At any rate, a few minutes of lazy time couldn’t hurt, and Harley was closing her eyes as well as I scratched her favorite spot under her chin. It was one of those comfortable moments when you feel that pull into the black hole, when—the doorbell rang again.
Harley jumped, her closed eyes now wide in panic as she ran to the door and sniffed once and took up her barking medley. I groaned and pulled myself off the couch, wondering who had forgotten what and when my door had become so friggin’ popular.
And opened the door to Shayna. Before I could even register that something was off about her—the crooked and straggly ponytail, the red puffy eyes and no makeup—she came running in past me.
“Um, what’s the matter?” I asked, shutting the door.
A new wave of tears flooded her eyes and streaked down reddened cheeks.
“Is Noah here?”
What? Guilt, panic, and major backpedaling flooded my brain. “Here? No! Why would he be here?”
She took a deep breath of something that looked panicked, and yet a little relieved at the same time.
“Noah’s gone.”



Chapter 20

Noah’s gone.
The last time I heard those words they were coming from Ruthie, as she had burst into my bedroom breathlessly. She didn’t have a car yet and had run all the way from the diner. She flopped across my bed where I was curled up in hiding, and heaved like she’d been chased by rabid dogs.
I remember how my hand had gone straight to my belly at the sound of his name, it still being soft and mushy and not quite shrinking yet. Drawings littered the floor—my practice drawings for what would be the painting.
“He’s gone—like really gone,” she had said. “Moved to his Uncle Gerard’s in San Antonio and joined the Navy! Linny was crying about it.”
Linny didn’t cry back then. That made it real.
Everything went sideways after that.
Shayna standing in my living room looking like she’d just done a running of the bulls and lost, telling me those same words, made my throat close up.
“What do you mean, he’s gone?” I said, the words falling off my tongue like someone else was saying them. Echoing like déjà vu.

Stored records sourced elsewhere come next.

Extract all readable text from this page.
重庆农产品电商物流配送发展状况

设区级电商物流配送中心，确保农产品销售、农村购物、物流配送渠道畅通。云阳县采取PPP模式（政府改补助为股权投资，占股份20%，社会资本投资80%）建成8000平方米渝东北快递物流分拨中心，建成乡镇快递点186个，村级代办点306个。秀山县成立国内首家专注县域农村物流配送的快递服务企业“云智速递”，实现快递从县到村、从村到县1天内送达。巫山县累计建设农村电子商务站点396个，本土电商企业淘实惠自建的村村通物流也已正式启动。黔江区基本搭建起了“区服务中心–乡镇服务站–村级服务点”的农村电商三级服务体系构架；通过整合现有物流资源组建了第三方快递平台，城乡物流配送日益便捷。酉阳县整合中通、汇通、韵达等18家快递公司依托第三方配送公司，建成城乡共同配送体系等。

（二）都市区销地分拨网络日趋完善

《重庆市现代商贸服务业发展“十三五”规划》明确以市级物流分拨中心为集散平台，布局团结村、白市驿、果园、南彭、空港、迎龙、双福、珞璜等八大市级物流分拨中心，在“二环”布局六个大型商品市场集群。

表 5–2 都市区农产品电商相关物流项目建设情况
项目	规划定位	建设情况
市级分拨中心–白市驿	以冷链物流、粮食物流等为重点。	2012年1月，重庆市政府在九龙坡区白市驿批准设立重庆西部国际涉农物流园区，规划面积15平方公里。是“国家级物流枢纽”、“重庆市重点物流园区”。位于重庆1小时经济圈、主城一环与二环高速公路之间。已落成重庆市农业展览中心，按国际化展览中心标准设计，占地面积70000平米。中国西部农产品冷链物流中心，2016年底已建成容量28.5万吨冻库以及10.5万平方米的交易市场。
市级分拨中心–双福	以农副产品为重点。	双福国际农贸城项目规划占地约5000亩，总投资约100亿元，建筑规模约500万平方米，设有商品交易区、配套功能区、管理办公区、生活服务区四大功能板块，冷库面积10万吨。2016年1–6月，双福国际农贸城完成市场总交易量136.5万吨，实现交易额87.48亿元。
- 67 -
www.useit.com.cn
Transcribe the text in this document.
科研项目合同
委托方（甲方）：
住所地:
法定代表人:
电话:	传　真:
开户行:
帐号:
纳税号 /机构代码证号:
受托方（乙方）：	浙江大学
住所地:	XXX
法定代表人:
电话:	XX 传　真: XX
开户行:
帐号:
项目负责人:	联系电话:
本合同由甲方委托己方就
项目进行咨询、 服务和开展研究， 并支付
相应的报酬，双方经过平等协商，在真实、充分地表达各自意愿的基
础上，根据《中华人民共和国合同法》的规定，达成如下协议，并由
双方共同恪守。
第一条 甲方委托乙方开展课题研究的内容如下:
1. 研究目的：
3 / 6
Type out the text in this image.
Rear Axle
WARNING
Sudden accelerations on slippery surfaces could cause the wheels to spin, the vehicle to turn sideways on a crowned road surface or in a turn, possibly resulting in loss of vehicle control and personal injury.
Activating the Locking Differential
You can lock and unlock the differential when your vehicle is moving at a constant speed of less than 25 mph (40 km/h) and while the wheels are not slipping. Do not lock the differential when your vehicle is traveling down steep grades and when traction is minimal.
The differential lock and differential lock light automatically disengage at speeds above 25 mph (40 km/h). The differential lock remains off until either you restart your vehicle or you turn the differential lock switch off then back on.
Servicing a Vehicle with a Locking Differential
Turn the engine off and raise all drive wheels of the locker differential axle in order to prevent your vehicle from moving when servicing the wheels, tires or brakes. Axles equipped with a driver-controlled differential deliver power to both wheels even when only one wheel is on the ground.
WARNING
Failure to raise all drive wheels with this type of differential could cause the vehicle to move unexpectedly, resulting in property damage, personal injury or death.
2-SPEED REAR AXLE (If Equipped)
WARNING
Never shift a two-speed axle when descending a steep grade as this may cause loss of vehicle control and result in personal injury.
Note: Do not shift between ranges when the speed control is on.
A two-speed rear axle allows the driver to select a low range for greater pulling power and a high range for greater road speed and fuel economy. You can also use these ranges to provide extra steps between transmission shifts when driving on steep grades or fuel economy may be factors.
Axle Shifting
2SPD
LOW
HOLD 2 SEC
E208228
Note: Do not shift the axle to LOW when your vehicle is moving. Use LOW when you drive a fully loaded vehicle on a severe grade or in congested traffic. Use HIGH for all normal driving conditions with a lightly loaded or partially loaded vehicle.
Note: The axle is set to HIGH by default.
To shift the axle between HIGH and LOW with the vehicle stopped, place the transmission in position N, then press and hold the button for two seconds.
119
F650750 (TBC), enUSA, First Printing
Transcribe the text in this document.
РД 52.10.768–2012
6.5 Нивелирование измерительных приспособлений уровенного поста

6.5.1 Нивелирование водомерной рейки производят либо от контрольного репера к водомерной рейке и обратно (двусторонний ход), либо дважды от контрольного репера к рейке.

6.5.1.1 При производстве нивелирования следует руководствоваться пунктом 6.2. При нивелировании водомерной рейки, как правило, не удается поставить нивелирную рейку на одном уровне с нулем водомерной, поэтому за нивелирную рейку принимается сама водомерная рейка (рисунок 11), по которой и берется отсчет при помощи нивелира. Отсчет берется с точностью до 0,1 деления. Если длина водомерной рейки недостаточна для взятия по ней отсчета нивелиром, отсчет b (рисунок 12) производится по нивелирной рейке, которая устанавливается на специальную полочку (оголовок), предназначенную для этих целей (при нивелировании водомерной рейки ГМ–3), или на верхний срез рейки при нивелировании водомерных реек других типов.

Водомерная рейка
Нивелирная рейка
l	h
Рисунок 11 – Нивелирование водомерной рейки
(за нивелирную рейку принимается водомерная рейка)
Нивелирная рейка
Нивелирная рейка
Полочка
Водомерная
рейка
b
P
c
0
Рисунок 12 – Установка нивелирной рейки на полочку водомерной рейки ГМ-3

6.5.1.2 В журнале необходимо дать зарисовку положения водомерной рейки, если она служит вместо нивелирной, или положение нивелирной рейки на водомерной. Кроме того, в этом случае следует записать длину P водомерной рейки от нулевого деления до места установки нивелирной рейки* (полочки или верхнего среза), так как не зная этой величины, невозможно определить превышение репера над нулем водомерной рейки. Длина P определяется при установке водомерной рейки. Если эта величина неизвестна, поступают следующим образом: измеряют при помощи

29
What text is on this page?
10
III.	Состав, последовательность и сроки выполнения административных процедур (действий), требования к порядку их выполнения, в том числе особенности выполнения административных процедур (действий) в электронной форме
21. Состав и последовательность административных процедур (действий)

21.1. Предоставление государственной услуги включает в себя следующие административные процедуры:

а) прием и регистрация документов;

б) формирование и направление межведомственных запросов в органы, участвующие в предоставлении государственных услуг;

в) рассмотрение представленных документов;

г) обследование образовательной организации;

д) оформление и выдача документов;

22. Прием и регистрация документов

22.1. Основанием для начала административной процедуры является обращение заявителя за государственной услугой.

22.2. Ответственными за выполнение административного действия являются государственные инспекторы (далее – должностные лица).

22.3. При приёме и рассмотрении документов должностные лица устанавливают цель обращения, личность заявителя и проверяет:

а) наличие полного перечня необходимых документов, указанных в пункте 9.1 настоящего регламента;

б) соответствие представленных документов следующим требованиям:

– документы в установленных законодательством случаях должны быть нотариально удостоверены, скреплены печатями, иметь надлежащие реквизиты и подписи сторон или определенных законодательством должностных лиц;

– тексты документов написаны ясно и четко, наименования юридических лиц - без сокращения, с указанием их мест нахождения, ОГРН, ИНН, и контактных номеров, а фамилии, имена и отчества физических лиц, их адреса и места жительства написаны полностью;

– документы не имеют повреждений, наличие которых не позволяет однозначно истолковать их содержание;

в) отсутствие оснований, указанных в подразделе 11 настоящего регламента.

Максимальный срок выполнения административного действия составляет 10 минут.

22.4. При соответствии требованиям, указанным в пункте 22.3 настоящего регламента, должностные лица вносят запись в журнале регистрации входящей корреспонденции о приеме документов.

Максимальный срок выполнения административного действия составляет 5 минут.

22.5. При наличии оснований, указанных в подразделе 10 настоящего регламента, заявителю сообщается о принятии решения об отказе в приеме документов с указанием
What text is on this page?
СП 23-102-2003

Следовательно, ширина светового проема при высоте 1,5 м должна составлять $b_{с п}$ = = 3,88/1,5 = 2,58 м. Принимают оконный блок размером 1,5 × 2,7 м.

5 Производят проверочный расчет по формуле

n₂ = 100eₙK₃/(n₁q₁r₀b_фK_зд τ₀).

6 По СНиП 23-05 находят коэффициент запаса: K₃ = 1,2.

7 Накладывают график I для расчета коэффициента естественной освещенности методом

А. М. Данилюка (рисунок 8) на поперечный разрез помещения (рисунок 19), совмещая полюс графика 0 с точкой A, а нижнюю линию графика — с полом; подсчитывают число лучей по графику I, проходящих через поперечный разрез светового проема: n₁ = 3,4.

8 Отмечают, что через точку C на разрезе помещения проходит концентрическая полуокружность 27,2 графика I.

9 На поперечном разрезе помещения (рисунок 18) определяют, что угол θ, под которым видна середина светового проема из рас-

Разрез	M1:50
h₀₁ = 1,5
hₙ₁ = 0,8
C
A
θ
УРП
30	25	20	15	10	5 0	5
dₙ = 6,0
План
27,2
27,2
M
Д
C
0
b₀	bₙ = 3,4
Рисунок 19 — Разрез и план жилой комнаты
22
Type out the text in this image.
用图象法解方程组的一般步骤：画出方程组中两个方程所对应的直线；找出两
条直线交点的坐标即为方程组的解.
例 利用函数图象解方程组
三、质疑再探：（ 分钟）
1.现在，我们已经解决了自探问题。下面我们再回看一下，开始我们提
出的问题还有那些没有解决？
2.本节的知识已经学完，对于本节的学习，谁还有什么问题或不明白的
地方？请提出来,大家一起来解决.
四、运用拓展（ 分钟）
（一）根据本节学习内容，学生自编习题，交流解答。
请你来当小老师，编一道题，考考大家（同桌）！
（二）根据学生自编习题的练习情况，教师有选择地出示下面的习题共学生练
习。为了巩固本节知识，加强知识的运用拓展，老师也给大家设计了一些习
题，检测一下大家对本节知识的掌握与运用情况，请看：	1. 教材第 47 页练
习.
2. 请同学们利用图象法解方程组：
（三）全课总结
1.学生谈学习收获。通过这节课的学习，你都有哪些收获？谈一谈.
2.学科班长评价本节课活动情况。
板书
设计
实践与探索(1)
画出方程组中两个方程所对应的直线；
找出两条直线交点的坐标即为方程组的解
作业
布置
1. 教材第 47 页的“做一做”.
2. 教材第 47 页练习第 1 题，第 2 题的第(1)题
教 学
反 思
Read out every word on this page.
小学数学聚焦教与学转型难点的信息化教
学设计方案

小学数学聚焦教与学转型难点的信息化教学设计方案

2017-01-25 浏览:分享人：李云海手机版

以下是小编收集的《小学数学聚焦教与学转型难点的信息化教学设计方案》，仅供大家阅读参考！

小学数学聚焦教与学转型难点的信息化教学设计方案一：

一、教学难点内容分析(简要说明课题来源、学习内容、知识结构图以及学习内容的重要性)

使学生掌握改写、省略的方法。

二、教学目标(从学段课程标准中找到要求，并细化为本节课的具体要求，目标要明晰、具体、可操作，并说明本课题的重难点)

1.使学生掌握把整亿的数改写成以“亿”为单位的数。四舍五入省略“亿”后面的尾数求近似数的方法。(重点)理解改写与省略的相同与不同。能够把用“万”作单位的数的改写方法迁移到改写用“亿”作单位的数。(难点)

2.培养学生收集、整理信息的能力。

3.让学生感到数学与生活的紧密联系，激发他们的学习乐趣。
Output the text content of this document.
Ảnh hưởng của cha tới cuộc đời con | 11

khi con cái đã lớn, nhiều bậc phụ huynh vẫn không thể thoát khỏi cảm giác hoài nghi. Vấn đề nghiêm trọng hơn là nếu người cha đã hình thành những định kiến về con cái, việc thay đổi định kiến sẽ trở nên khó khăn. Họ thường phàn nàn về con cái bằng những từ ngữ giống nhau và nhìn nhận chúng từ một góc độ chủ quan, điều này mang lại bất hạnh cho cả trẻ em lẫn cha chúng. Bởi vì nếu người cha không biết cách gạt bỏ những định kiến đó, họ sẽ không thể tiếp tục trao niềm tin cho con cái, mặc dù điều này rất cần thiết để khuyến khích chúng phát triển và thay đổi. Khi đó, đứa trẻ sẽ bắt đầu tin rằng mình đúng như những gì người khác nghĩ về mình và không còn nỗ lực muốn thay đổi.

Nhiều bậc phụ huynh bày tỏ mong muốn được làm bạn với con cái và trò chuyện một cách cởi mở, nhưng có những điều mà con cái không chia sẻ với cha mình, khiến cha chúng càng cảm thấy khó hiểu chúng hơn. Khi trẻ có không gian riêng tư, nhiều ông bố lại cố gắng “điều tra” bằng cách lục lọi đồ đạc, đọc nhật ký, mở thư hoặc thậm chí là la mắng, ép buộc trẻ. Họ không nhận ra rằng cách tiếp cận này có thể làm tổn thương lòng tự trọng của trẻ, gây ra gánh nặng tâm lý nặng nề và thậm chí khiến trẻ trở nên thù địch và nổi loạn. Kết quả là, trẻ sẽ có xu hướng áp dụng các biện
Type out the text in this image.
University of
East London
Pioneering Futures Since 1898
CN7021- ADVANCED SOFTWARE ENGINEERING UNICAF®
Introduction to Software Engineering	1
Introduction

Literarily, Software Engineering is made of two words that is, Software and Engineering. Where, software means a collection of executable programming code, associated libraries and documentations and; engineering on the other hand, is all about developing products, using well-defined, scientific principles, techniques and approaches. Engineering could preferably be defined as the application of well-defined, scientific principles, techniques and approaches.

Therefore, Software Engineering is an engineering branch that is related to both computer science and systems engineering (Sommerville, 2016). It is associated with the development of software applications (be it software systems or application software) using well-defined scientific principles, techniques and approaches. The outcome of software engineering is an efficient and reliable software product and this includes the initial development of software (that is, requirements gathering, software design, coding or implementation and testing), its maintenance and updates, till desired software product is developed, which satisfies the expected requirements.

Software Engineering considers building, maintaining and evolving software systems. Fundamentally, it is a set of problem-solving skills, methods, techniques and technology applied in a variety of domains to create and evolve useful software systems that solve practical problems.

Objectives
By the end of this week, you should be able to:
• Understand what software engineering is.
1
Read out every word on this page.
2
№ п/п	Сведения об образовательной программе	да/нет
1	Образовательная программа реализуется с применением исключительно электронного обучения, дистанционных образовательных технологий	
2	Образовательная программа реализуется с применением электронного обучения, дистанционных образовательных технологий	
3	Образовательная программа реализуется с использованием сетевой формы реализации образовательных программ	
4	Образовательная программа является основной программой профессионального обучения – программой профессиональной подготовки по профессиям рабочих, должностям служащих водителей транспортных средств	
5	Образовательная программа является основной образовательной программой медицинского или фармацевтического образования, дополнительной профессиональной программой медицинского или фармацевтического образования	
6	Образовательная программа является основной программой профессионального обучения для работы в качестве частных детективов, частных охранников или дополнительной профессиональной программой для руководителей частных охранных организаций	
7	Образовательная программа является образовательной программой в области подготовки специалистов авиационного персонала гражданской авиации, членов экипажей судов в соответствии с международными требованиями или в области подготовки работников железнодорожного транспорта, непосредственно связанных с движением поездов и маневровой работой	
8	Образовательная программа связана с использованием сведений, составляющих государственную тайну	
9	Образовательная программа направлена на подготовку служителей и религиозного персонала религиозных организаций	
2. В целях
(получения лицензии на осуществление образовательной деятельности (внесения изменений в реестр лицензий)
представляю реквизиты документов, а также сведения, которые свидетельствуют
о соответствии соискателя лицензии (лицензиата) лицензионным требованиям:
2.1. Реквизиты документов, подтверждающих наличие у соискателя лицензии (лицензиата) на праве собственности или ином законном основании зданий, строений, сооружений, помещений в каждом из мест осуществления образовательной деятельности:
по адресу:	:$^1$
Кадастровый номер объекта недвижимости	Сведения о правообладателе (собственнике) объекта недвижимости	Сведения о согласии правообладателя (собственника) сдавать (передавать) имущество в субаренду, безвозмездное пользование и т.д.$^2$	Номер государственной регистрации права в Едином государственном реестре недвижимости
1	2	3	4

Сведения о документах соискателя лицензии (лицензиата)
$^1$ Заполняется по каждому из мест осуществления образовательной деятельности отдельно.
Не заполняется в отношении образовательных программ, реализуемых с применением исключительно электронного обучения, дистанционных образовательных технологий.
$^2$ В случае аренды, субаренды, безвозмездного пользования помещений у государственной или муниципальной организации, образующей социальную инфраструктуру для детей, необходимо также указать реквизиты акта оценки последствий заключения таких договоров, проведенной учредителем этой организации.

She held her hands over her face and sank onto the arm of the nearest couch. Near the rug. Too near the rug. It was sick that that was what spurred me into motion, but I rushed forward and guided her around to sit on the couch. Where neither of us could see the place where I’d nearly banged the father of her child. Although technically he was the father of my child, too.
“He left,” she said tearfully. “Sometime last night.”
“Last night?” I repeated. “No, he was with Seth last night.”
Why would he leave? His son was here, she was here, his baby was here. I’m here.
“After that,” she said, sobs making her breaths come in jerky little gasps. “When he finally came home. During the night sometime after we—I thought he’d gone to sleep.”
“Why finally?” I asked, knowing I sounded too interested but unable to stop. “What do you mean, finally?”
“I had to tell him,” she said. “I couldn’t stand it anymore.”
“Tell him what?” I asked.
“As soon as he left the house to get Seth, I knew,” she said. “I couldn’t wait. I called and called. Was going to tell him to come home early, but he wouldn’t pick up.”
“Love Shack.”
She was talking like a zombie. Like I wasn’t in the room and she was just unloading her burdens to the air. And it was a little bit freaky. Shayna was the most calm and together person I knew besides Ruthie. Or at least as much as I could tell in the week I’d known her. And she was unraveling in front of me.